[PATCH 1/3] arm64: efistub: drop __init annotation from handle_kernel_image()

Ard Biesheuvel ard.biesheuvel at linaro.org
Tue Feb 2 03:09:41 PST 2016


On 2 February 2016 at 12:08, Matt Fleming <matt at codeblueprint.co.uk> wrote:
> On Fri, 29 Jan, at 05:03:16PM, Ard Biesheuvel wrote:
>> On 29 January 2016 at 17:00, Matt Fleming <matt at codeblueprint.co.uk> wrote:
>> > On Fri, 29 Jan, at 10:36:03AM, Ard Biesheuvel wrote:
>> >> On 28 January 2016 at 23:58, Matt Fleming <matt at codeblueprint.co.uk> wrote:
>> >> >
>> >> > Would it make more sense to #undef __init in one of the arm64 efistub
>> >> > header files?

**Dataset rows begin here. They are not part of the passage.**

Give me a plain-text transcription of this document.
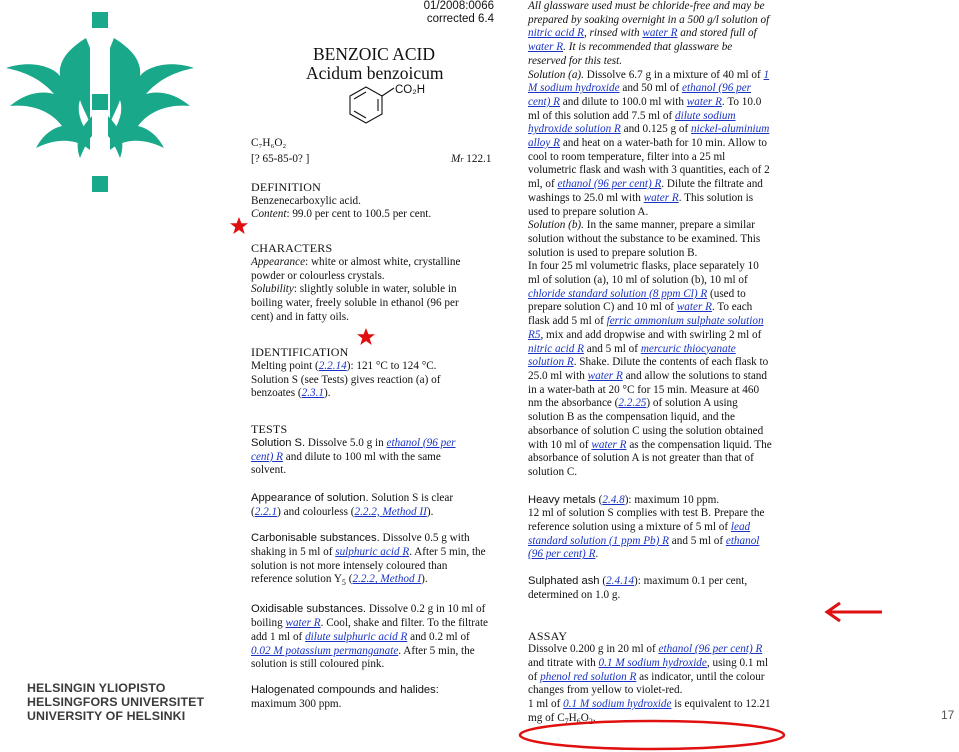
HELSINGIN YLIOPISTO
HELSINGFORS UNIVERSITET
UNIVERSITY OF HELSINKI
01/2008:0066
corrected 6.4
BENZOIC ACID
Acidum benzoicum
CO₂H
C₇H₆O₂
[? 65-85-0? ]	Mr 122.1

DEFINITION

Benzenecarboxylic acid.

Content: 99.0 per cent to 100.5 per cent.

CHARACTERS

Appearance: white or almost white, crystalline powder or colourless crystals.

Solubility: slightly soluble in water, soluble in boiling water, freely soluble in ethanol (96 per cent) and in fatty oils.

IDENTIFICATION

Melting point (2.2.14): 121 °C to 124 °C.

Solution S (see Tests) gives reaction (a) of benzoates (2.3.1).

TESTS

Solution S. Dissolve 5.0 g in ethanol (96 per cent) R and dilute to 100 ml with the same solvent.

Appearance of solution. Solution S is clear (2.2.1) and colourless (2.2.2, Method II).

Carbonisable substances. Dissolve 0.5 g with shaking in 5 ml of sulphuric acid R. After 5 min, the solution is not more intensely coloured than reference solution $Y_5$ (2.2.2, Method I).

Oxidisable substances. Dissolve 0.2 g in 10 ml of boiling water R. Cool, shake and filter. To the filtrate add 1 ml of dilute sulphuric acid R and 0.2 ml of 0.02 M potassium permanganate. After 5 min, the solution is still coloured pink.

Halogenated compounds and halides:

maximum 300 ppm.

All glassware used must be chloride-free and may be prepared by soaking overnight in a 500 g/l solution of nitric acid R, rinsed with water R and stored full of water R. It is recommended that glassware be reserved for this test.

Solution (a). Dissolve 6.7 g in a mixture of 40 ml of 1 M sodium hydroxide and 50 ml of ethanol (96 per cent) R and dilute to 100.0 ml with water R. To 10.0 ml of this solution add 7.5 ml of dilute sodium hydroxide solution R and 0.125 g of nickel-aluminium alloy R and heat on a water-bath for 10 min. Allow to cool to room temperature, filter into a 25 ml volumetric flask and wash with 3 quantities, each of 2 ml, of ethanol (96 per cent) R. Dilute the filtrate and washings to 25.0 ml with water R. This solution is used to prepare solution A.

Solution (b). In the same manner, prepare a similar solution without the substance to be examined. This solution is used to prepare solution B.

In four 25 ml volumetric flasks, place separately 10 ml of solution (a), 10 ml of solution (b), 10 ml of chloride standard solution (8 ppm Cl) R (used to prepare solution C) and 10 ml of water R. To each flask add 5 ml of ferric ammonium sulphate solution R5, mix and add dropwise and with swirling 2 ml of nitric acid R and 5 ml of mercuric thiocyanate solution R. Shake. Dilute the contents of each flask to 25.0 ml with water R and allow the solutions to stand in a water-bath at 20 °C for 15 min. Measure at 460 nm the absorbance (2.2.25) of solution A using solution B as the compensation liquid, and the absorbance of solution C using the solution obtained with 10 ml of water R as the compensation liquid. The absorbance of solution A is not greater than that of solution C.

Heavy metals (2.4.8): maximum 10 ppm.

12 ml of solution S complies with test B. Prepare the reference solution using a mixture of 5 ml of lead standard solution (1 ppm Pb) R and 5 ml of ethanol (96 per cent) R.

Sulphated ash (2.4.14): maximum 0.1 per cent, determined on 1.0 g.

ASSAY

Dissolve 0.200 g in 20 ml of ethanol (96 per cent) R and titrate with 0.1 M sodium hydroxide, using 0.1 ml of phenol red solution R as indicator, until the colour changes from yellow to violet-red.

1 ml of 0.1 M sodium hydroxide is equivalent to 12.21 mg of $C_7H_6O_2$.	17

I'm thinking of the case where some poor unsuspecting
>> >> > developer writes a new function and marks it as __init, and we miss it
>> >> > during review.
>> >> >
>> >>
>> >> Yes, I can add it to efistub.h, and make sure it gets included in all the files
>> >>
>> >> Should we #undef it and #define it to a string that is easily grep'ed
>> >> for, so it is easy to find the explanatory comment that goes along
>> >> with it?
>> >> E.g.,
>> >>
>> >> #define __init __init_not_supported_in_efi_stub
>> >
>> > This would produce a compilation failure if someone tags something as
>> > __init right? Looks fine to me.
>>
>> Yes, but it makes the error message difficult to decipher, since
>> __init is printed and not what it resolves to. Locally, I tried this,
>> which seems to work:
>>
>> #undef __init
>> #define __init __attribute__((__init_not_supported_in_efi_stub))
>> #pragma GCC diagnostic error "-Wattributes"
>>
>> which produces
>>
>>   CC      drivers/firmware/efi/libstub/arm-stub.o
>> /home/ard/linux-2.6/drivers/firmware/efi/libstub/arm-stub.c:24:1:
>> error: ‘__init_not_supported_in_efi_stub’ attribute directive ignored
>> [-Werror=attributes]
>>  {
>>  ^
>> cc1: some warnings being treated as errors
>>
>> which is slightly dodgy, but at least puts the string right in the error message
>
> What about,
>
> #define __init __compiletime_error("__init not supported in EFI boot stub")
>

That only works for invocations, i.e., it needs to be used in header
files, and will trigger the error if a call to the function remains
after optimization. We want it at function definition time instead.